My view from the window seat of a small regional jet landing in Midland, Texas, is either a testament to the advances of human civilization or a sign of its impending demise, depending on your perspective. Countless oil wells, identified by their glowing red flames, dot the dark landscape.
We are descending into the Permian Basin, the heart of American oil country, where the massive oil and gas boom is changing not just Texas but also the nation and the world.
This year the region is expected to generate an average of 3.9 million barrels per day, roughly a third of total U.S. oil production, according to the U.S. Department of Energy. That’s enough to make the U.S., as of late 2018, the world’s largest producer of crude. The windfall has turned a nation long reliant on foreign oil into a net exporter in a few short years.
Not even the plunge in oil prices in recent months, which led some companies to scale back their plans for the Permian, has stopped the enthusiasm. Analysts predict the region’s output will expand in coming years, thanks to cost-reducing advances in hydraulic fracturing, better known as fracking, to release oil from shale, plus changes in U.S. export policy. By 2025, U.S. oil production is expected to equal that of Saudi Arabia and Russia combined, according to the International Energy Agency (IEA).
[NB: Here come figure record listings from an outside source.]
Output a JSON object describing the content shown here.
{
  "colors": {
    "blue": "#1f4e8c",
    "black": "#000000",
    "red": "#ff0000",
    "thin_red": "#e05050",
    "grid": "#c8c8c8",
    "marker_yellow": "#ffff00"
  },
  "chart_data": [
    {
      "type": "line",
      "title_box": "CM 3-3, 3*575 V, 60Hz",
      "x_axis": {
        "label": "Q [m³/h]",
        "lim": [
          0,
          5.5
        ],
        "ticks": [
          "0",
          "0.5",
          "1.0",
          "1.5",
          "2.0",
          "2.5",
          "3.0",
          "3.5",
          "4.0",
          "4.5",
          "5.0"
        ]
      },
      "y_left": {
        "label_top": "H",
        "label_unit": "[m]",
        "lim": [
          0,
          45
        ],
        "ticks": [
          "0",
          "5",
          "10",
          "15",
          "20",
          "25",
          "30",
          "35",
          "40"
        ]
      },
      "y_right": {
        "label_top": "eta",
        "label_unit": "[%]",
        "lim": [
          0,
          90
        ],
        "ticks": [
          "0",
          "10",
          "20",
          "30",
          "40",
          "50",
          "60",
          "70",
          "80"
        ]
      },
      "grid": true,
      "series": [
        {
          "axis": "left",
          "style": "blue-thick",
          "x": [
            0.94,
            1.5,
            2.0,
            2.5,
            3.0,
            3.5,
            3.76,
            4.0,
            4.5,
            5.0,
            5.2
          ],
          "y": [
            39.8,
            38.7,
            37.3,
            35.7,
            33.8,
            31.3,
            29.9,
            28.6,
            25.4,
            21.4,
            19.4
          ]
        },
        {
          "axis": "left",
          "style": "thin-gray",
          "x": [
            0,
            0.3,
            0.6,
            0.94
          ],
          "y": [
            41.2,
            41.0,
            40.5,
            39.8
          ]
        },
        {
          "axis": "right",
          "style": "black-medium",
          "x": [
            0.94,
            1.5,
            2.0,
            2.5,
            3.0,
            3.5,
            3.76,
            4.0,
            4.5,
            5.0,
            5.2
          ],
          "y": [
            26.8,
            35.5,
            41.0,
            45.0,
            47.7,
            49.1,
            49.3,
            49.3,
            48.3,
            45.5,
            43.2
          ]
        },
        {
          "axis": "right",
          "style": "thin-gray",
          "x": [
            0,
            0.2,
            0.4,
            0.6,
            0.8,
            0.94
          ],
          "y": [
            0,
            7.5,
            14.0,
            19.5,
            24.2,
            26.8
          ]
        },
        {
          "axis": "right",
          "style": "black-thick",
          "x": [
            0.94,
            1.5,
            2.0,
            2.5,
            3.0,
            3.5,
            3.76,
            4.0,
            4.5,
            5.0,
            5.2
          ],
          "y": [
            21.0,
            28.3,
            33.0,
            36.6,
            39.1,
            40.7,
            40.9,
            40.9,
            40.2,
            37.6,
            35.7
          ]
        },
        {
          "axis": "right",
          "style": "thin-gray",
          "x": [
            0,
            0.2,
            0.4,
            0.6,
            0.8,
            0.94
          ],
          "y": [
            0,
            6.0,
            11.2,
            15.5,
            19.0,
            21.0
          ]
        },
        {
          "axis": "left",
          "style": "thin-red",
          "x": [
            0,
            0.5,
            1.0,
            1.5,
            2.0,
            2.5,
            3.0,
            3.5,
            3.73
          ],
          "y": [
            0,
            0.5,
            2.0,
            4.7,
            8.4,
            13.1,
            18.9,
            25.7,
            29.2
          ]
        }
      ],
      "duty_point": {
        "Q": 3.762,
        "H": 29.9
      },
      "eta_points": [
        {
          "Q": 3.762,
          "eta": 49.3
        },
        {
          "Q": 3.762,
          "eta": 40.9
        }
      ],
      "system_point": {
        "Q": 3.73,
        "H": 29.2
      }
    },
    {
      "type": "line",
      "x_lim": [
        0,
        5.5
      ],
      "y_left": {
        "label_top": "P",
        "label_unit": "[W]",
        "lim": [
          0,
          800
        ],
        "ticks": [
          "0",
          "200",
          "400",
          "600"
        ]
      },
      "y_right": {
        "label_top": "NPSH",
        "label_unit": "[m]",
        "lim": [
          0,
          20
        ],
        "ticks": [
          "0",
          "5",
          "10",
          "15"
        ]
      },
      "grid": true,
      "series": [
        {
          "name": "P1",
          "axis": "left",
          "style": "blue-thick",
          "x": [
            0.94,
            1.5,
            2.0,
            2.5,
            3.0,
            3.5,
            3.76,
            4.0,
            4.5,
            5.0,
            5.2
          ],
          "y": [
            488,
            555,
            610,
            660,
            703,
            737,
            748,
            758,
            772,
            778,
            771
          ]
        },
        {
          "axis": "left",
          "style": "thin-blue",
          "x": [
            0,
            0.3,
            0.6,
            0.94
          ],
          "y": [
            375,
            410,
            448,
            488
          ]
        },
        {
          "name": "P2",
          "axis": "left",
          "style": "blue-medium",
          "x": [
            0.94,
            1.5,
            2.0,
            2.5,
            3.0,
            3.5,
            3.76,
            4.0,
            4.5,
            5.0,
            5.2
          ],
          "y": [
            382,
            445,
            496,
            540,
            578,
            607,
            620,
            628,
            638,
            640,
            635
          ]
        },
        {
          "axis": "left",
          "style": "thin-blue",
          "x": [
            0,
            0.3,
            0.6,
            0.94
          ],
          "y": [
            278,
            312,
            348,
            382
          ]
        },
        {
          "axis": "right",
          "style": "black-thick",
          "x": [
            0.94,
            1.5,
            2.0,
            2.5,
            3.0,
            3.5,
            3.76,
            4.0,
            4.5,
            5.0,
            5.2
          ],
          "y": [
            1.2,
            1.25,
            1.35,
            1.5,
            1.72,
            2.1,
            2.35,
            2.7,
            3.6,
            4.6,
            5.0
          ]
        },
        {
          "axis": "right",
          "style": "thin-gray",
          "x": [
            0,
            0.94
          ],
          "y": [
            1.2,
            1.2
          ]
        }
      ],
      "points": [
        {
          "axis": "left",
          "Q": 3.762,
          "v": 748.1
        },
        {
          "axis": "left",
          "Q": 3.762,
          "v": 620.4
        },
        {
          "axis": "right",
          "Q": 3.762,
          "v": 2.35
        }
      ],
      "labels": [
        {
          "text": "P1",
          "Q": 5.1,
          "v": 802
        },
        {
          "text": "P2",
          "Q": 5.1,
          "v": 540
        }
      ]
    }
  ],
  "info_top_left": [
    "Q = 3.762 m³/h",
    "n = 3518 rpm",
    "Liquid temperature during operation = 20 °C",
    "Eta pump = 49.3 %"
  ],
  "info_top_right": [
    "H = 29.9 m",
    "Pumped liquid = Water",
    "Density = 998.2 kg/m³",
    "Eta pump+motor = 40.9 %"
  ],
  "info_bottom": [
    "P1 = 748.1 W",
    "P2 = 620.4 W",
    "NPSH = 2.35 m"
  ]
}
The power of the Permian oil and gas boom is easy to spot in the basin itself, which stretches across more than 75,000 sq. mi. of scrubby ranchland in West Texas and New Mexico. So-called man camps–hastily constructed short-term housing for oil-field workers–have sprung up everywhere, amid new luxury construction projects and shiny billboards advertising Rolexes to laborers pulling in six-figure salaries. But the impact extends far beyond the region.